The shooting in Dallas on July 7, 2016, does not track "the narrative" in several ways, one of which is that the shooter did not use an AR-15 or any other so-called "assault rifle." Rather, he used an SKS--a simple antique (late WWII - era) semi-automatic rifle fed from a fixed box magazine. Not being able to resort to the tired "weapons of war" phrase, President Obama had to change his message: "'When people are armed with powerful weapons, unfortunately it makes attacks like these more deadly and tragic,' Obama said. 'In the days ahead we're going to have to consider those realities.'"
What was powerful about the weapon? Was it because of the power of cartridge? If so, it is important to note that the 7.62x39 mm is an intermediate power cartridge, far less powerful than most other calibers used for hunting.
Was it because it was a semi-automatic allowing rapid follow up shots?

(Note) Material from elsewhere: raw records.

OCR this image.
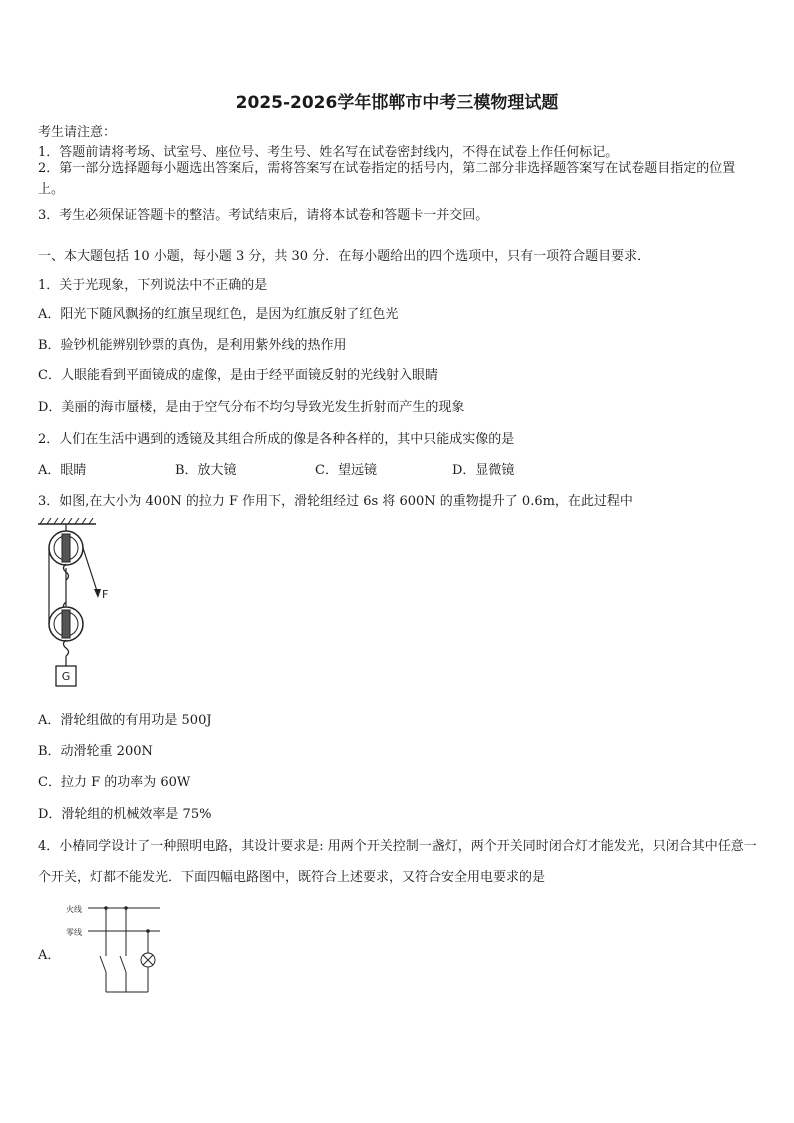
2025-2026学年邯郸市中考三模物理试题
考生请注意：
1．答题前请将考场、试室号、座位号、考生号、姓名写在试卷密封线内，不得在试卷上作任何标记。
2．第一部分选择题每小题选出答案后，需将答案写在试卷指定的括号内，第二部分非选择题答案写在试卷题目指定的位置上。
3．考生必须保证答题卡的整洁。考试结束后，请将本试卷和答题卡一并交回。
一、本大题包括 10 小题，每小题 3 分，共 30 分．在每小题给出的四个选项中，只有一项符合题目要求．
1．关于光现象，下列说法中不正确的是
A．阳光下随风飘扬的红旗呈现红色，是因为红旗反射了红色光
B．验钞机能辨别钞票的真伪，是利用紫外线的热作用
C．人眼能看到平面镜成的虚像，是由于经平面镜反射的光线射入眼睛
D．美丽的海市蜃楼，是由于空气分布不均匀导致光发生折射而产生的现象
2．人们在生活中遇到的透镜及其组合所成的像是各种各样的，其中只能成实像的是
A．眼睛	B．放大镜	C．望远镜	D．显微镜
3．如图,在大小为 400N 的拉力 F 作用下，滑轮组经过 6s 将 600N 的重物提升了 0.6m，在此过程中
F
G
A．滑轮组做的有用功是 500J
B．动滑轮重 200N
C．拉力 F 的功率为 60W
D．滑轮组的机械效率是 75%
4．小椿同学设计了一种照明电路，其设计要求是: 用两个开关控制一盏灯，两个开关同时闭合灯才能发光，只闭合其中任意一个开关，灯都不能发光．下面四幅电路图中，既符合上述要求，又符合安全用电要求的是
A．
火线
零线
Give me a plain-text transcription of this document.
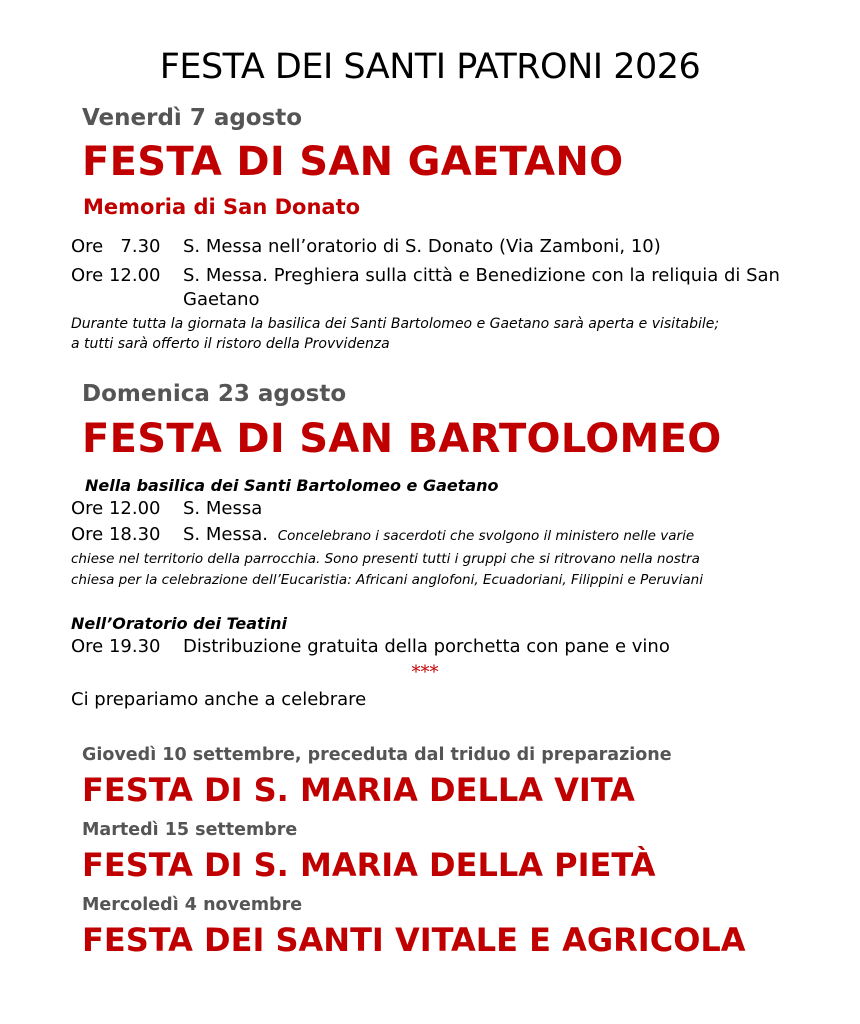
FESTA DEI SANTI PATRONI 2026
Venerdì 7 agosto
FESTA DI SAN GAETANO
Memoria di San Donato
Ore   7.30 S. Messa nell’oratorio di S. Donato (Via Zamboni, 10)
Ore 12.00 S. Messa. Preghiera sulla città e Benedizione con la reliquia di San
Gaetano
Durante tutta la giornata la basilica dei Santi Bartolomeo e Gaetano sarà aperta e visitabile;
a tutti sarà offerto il ristoro della Provvidenza
Domenica 23 agosto
FESTA DI SAN BARTOLOMEO
Nella basilica dei Santi Bartolomeo e Gaetano
Ore 12.00 S. Messa
Ore 18.30 S. Messa. Concelebrano i sacerdoti che svolgono il ministero nelle varie
chiese nel territorio della parrocchia. Sono presenti tutti i gruppi che si ritrovano nella nostra
chiesa per la celebrazione dell’Eucaristia: Africani anglofoni, Ecuadoriani, Filippini e Peruviani
Nell’Oratorio dei Teatini
Ore 19.30 Distribuzione gratuita della porchetta con pane e vino
***
Ci prepariamo anche a celebrare
Giovedì 10 settembre, preceduta dal triduo di preparazione
FESTA DI S. MARIA DELLA VITA
Martedì 15 settembre
FESTA DI S. MARIA DELLA PIETÀ
Mercoledì 4 novembre
FESTA DEI SANTI VITALE E AGRICOLA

If so, it is important to note that many popular rifles used for recreation and hunting are semi-automatic. Would it have made any difference if the shooter had been using a bolt action rifle? (If you believe so, you should watch how rapidly a practiced rifleman can cycle a bolt action rifle (starting about 2 minute mark)). Or a lever action?
Was it because the SKS can be reloaded using a stripper clip (aka charger)? Many other antique rifles can be loaded using clips or chargers, and many modern hunting rifles (semi-auto. bolt action, and pump action) use detachable box magazines that are even easier to use.
In short, any hunting rifle would be a "powerful weapon" if used as a weapon.
Update (July 10, 2016):Originally, the Daily Mail had reported that the rifle was an SKS. Now the Daily Mail is being reported that the shooter used an AR-15. However, it appears that weapon used was a scoped AK-74 variant.